I'd also like us to not use member privatization in our classes, but
that's not in the patch, but if we could agree on that it would be nice.
Member privatization is quite natural. What specifically do you not like
about the practice?
http://gcc.gnu.org/ml/gcc-patches/2013-09/msg00302.html
That was conditional on "when we need to jump through hoops", but for
constistency it'd make sense to avoid it everywhere.
(I know that Ian agreed to that mail, but somehow the mailing list
archives don't have that!?)
I don't see anything in Trevor's work that requires jumping through
hoops. It's pretty simple stuff.

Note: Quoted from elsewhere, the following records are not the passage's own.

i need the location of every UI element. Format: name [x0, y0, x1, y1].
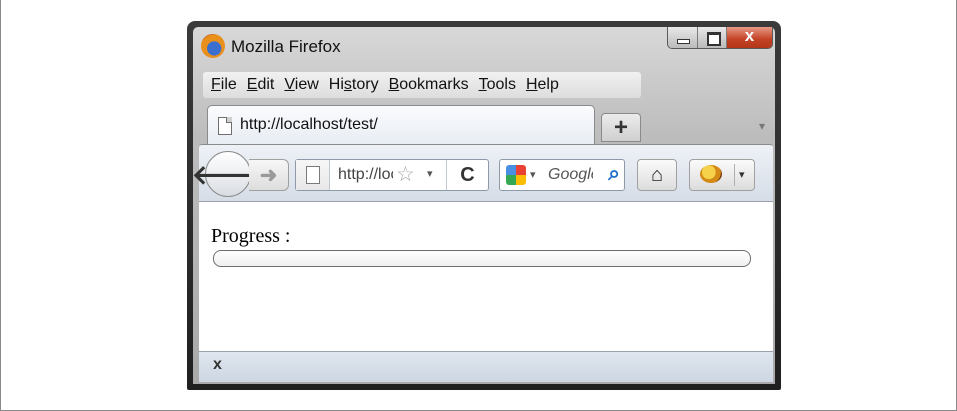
maximize-button[interactable]: [697, 27, 726, 48]
firefox-window: Mozilla Firefox File Edit View History B…: [187, 21, 781, 390]
reload-icon: C: [460, 164, 475, 186]
menu-label: iew: [294, 76, 319, 93]
new-tab-button[interactable]: +: [601, 113, 641, 142]
menu-file[interactable]: File: [207, 76, 243, 94]
url-input[interactable]: http://localhost/test/: [338, 166, 393, 184]
menu-label-prefix: Hi: [328, 76, 344, 93]
addon-button[interactable]: ▾: [689, 159, 755, 191]
back-button[interactable]: 🡐: [192, 151, 264, 197]
menu-mnemonic: F: [211, 76, 221, 93]
menu-mnemonic: H: [525, 76, 538, 93]
firefox-logo-icon: [201, 34, 225, 58]
menu-bar: File Edit View History Bookmarks Tools H…: [203, 72, 641, 98]
home-icon: ⌂: [650, 164, 664, 186]
menu-mnemonic: B: [388, 76, 400, 93]
progress-bar: [213, 250, 751, 267]
menu-view[interactable]: View: [280, 76, 324, 94]
navigation-toolbar: 🡐 ➜ http://localhost/test/ ☆ ▾ C ▾ Googl…: [192, 144, 773, 201]
ladybug-icon: [700, 165, 722, 183]
menu-mnemonic: T: [478, 76, 487, 93]
menu-label: tory: [351, 76, 379, 93]
close-window-button[interactable]: [726, 27, 772, 48]
status-bar: x: [199, 351, 773, 382]
addon-separator: [734, 164, 735, 186]
search-magnifier-icon[interactable]: ⌕: [608, 162, 620, 186]
menu-mnemonic: E: [246, 76, 258, 93]
tab-localhost-test[interactable]: http://localhost/test/: [207, 105, 595, 145]
page-icon: [218, 117, 232, 135]
menu-label: ile: [220, 76, 237, 93]
search-engine-dropdown-icon[interactable]: ▾: [530, 168, 536, 181]
tab-list-dropdown-icon[interactable]: ▾: [759, 119, 765, 133]
addon-dropdown-icon[interactable]: ▾: [739, 168, 745, 181]
url-bar[interactable]: http://localhost/test/ ☆ ▾ C: [295, 159, 489, 191]
search-bar[interactable]: ▾ Google ⌕: [499, 159, 625, 191]
page-content: Progress :: [199, 201, 773, 353]
window-title: Mozilla Firefox: [231, 37, 341, 56]
forward-button[interactable]: ➜: [249, 159, 289, 191]
bookmark-star-icon[interactable]: ☆: [396, 162, 415, 187]
progress-label: Progress :: [211, 225, 291, 247]
close-status-button[interactable]: x: [213, 356, 222, 374]
google-icon[interactable]: [506, 165, 526, 185]
reload-button[interactable]: C: [446, 160, 488, 190]
url-history-dropdown-icon[interactable]: ▾: [427, 167, 433, 180]
menu-mnemonic: s: [343, 76, 352, 93]
menu-help[interactable]: Help: [522, 76, 565, 94]
page-icon: [306, 166, 320, 184]
menu-label: ookmarks: [399, 76, 469, 93]
forward-arrow-icon: ➜: [259, 163, 278, 187]
menu-edit[interactable]: Edit: [243, 76, 281, 94]
site-identity-button[interactable]: [296, 160, 330, 190]
menu-label: dit: [257, 76, 275, 93]
home-button[interactable]: ⌂: [637, 159, 677, 191]
menu-tools[interactable]: Tools: [475, 76, 522, 94]
menu-mnemonic: V: [284, 76, 295, 93]
window-controls: [667, 27, 773, 49]
search-input[interactable]: Google: [548, 166, 593, 184]
menu-bookmarks[interactable]: Bookmarks: [385, 76, 475, 94]
menu-label: elp: [537, 76, 559, 93]
minimize-button[interactable]: [668, 27, 697, 48]
tab-title: http://localhost/test/: [240, 116, 378, 133]
menu-label: ools: [486, 76, 516, 93]
window-chrome: Mozilla Firefox File Edit View History B…: [192, 27, 775, 384]
menu-history[interactable]: History: [325, 76, 385, 94]
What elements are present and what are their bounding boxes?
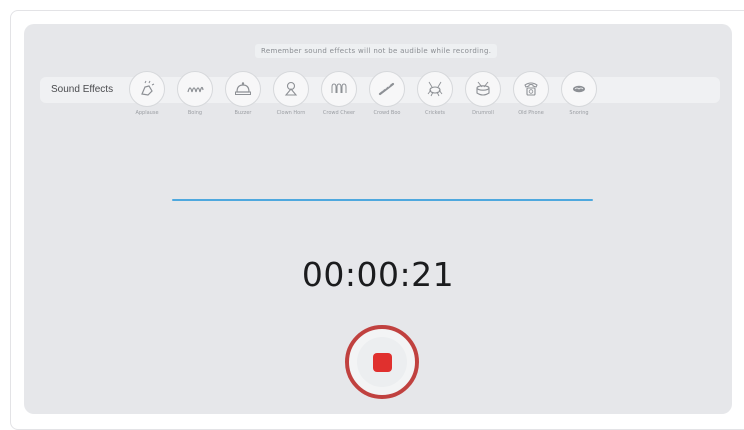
- sound-effect-crowd-boo[interactable]: Crowd Boo: [365, 71, 409, 131]
- recording-timer: 00:00:21: [301, 255, 455, 294]
- sound-effect-label: Applause: [135, 110, 159, 116]
- buzzer-icon: [225, 71, 261, 107]
- sound-effect-crowd-cheer[interactable]: Crowd Cheer: [317, 71, 361, 131]
- crowd-boo-icon: [369, 71, 405, 107]
- sound-effect-label: Buzzer: [234, 110, 252, 116]
- recording-notice: Remember sound effects will not be audib…: [255, 44, 498, 58]
- sound-effect-snoring[interactable]: Snoring: [557, 71, 601, 131]
- sound-effect-label: Crickets: [424, 110, 446, 116]
- sound-effect-label: Snoring: [569, 110, 589, 116]
- clown-horn-icon: [273, 71, 309, 107]
- record-button-inner: [357, 337, 407, 387]
- crowd-cheer-icon: [321, 71, 357, 107]
- stop-recording-button[interactable]: [345, 325, 419, 399]
- sound-effect-boing[interactable]: Boing: [173, 71, 217, 131]
- sound-effect-applause[interactable]: Applause: [125, 71, 169, 131]
- crickets-icon: [417, 71, 453, 107]
- sound-effect-label: Crowd Cheer: [322, 110, 356, 116]
- applause-icon: [129, 71, 165, 107]
- sound-effect-buzzer[interactable]: Buzzer: [221, 71, 265, 131]
- sound-effect-label: Boing: [187, 110, 203, 116]
- boing-icon: [177, 71, 213, 107]
- old-phone-icon: [513, 71, 549, 107]
- stop-icon: [372, 352, 392, 372]
- sound-effect-label: Old Phone: [518, 110, 544, 116]
- sound-effect-label: Crowd Boo: [373, 110, 401, 116]
- audio-waveform-line: [172, 199, 593, 201]
- sound-effects-label: Sound Effects: [51, 84, 114, 95]
- snoring-icon: [561, 71, 597, 107]
- drumroll-icon: [465, 71, 501, 107]
- sound-effect-crickets[interactable]: Crickets: [413, 71, 457, 131]
- sound-effect-label: Clown Horn: [276, 110, 306, 116]
- sound-effect-label: Drumroll: [472, 110, 494, 116]
- sound-effect-old-phone[interactable]: Old Phone: [509, 71, 553, 131]
- sound-effect-clown-horn[interactable]: Clown Horn: [269, 71, 313, 131]
- sound-effect-drumroll[interactable]: Drumroll: [461, 71, 505, 131]
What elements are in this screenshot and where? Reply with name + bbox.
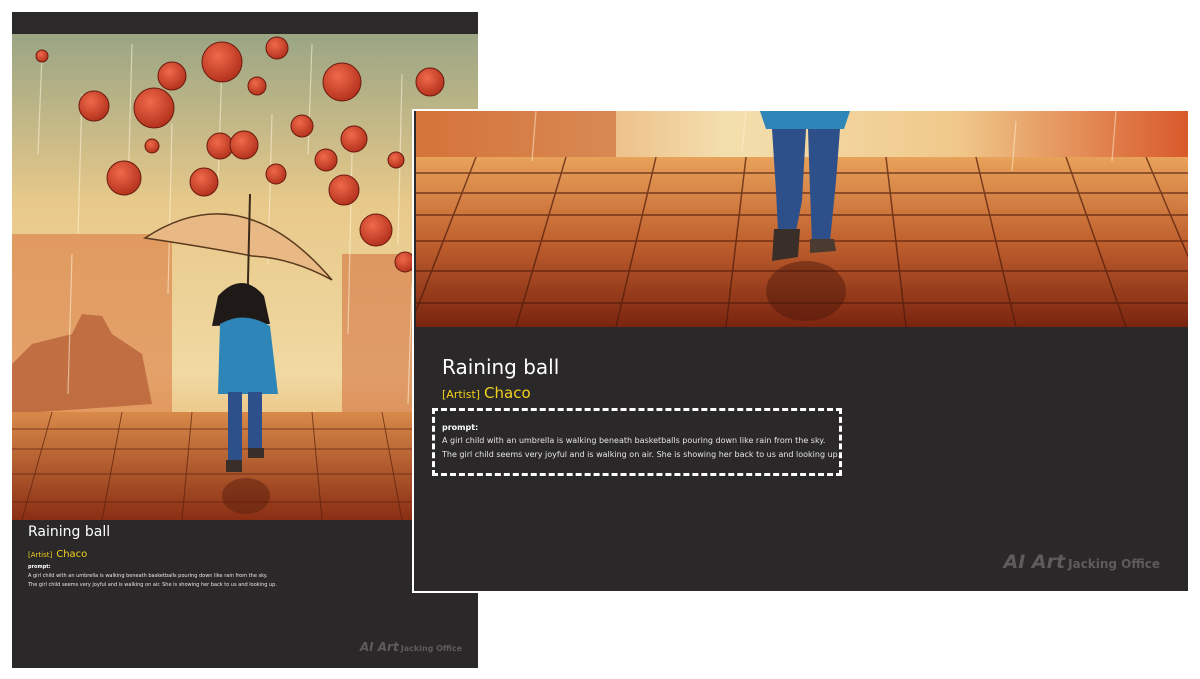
- poster-logo-text: Jacking Office: [400, 644, 462, 653]
- zoom-prompt-line-1: A girl child with an umbrella is walking…: [442, 436, 826, 445]
- zoom-artwork: [416, 111, 1188, 327]
- poster-top-bar: [12, 12, 478, 34]
- poster-artist: [Artist] Chaco: [28, 542, 87, 561]
- zoom-artist-tag: [Artist]: [442, 388, 481, 401]
- zoom-panel: Raining ball [Artist] Chaco prompt: A gir…: [412, 109, 1190, 593]
- poster-artist-tag: [Artist]: [28, 551, 53, 559]
- poster-prompt-line-1: A girl child with an umbrella is walking…: [28, 573, 268, 579]
- poster-card: Raining ball [Artist] Chaco prompt: A gir…: [12, 12, 478, 668]
- zoom-prompt-line-2: The girl child seems very joyful and is …: [442, 450, 841, 459]
- poster-artwork: [12, 34, 478, 520]
- poster-prompt-line-2: The girl child seems very joyful and is …: [28, 582, 277, 588]
- zoom-logo-text: Jacking Office: [1068, 557, 1160, 571]
- zoom-artist: [Artist] Chaco: [442, 383, 531, 402]
- poster-logo-mark: AI Art: [359, 640, 399, 654]
- zoom-artist-name: Chaco: [484, 384, 531, 402]
- poster-artist-name: Chaco: [56, 549, 88, 560]
- poster-title: Raining ball: [28, 524, 111, 540]
- zoom-prompt-label: prompt:: [442, 423, 479, 432]
- zoom-logo-mark: AI Art: [1003, 551, 1066, 573]
- zoom-logo: AI Art Jacking Office: [1004, 551, 1160, 573]
- zoom-title: Raining ball: [442, 355, 560, 379]
- poster-logo: AI Art Jacking Office: [360, 640, 462, 654]
- poster-prompt-label: prompt:: [28, 564, 51, 570]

And again, as Ian pointed out, our
established guidelines for C++ usage encourage this behaviour.
Regstrapped on x86-64-linux, okay?
Obviously any ChangeLog, formatting and such can go in. However, the
trailing underscore should stay given it's already established practice
and has several nice benefits.
What's the benefit of reading and writing such noisy lines? :
*out_mode = mode_;
mode_ = GET_MODE_WIDER_MODE (mode_);
count_++;
It makes it very clear to the reader that we're dealing with objects
that belong to a class instance rather than direct access to an auto or
static. That can be important.
The uglification merely makes code harder to write and read, it should be
used in cases where you _don't_ want developers to write such names.
I feel it makes it harder in some ways and easier in others.
Given it's recommended by our C++ guidelines which were discussed at
length, I'm going to explicitly NAK your patch. If you want to re-open
the guidelines for C++ usage, then that's fine with me and if we as a
project change the guidelines to disallow such things, then that will be
the time to remove the trailing underscores, private members, etc.
FWIW, I have worked on large C++ codebases that were a free-for-all and
found them *amazingly* painful. The restricted set allowed for GCC is
actually quite reasonable IMHO, particularly for projects where the main
body of code is evolving from a pure C base.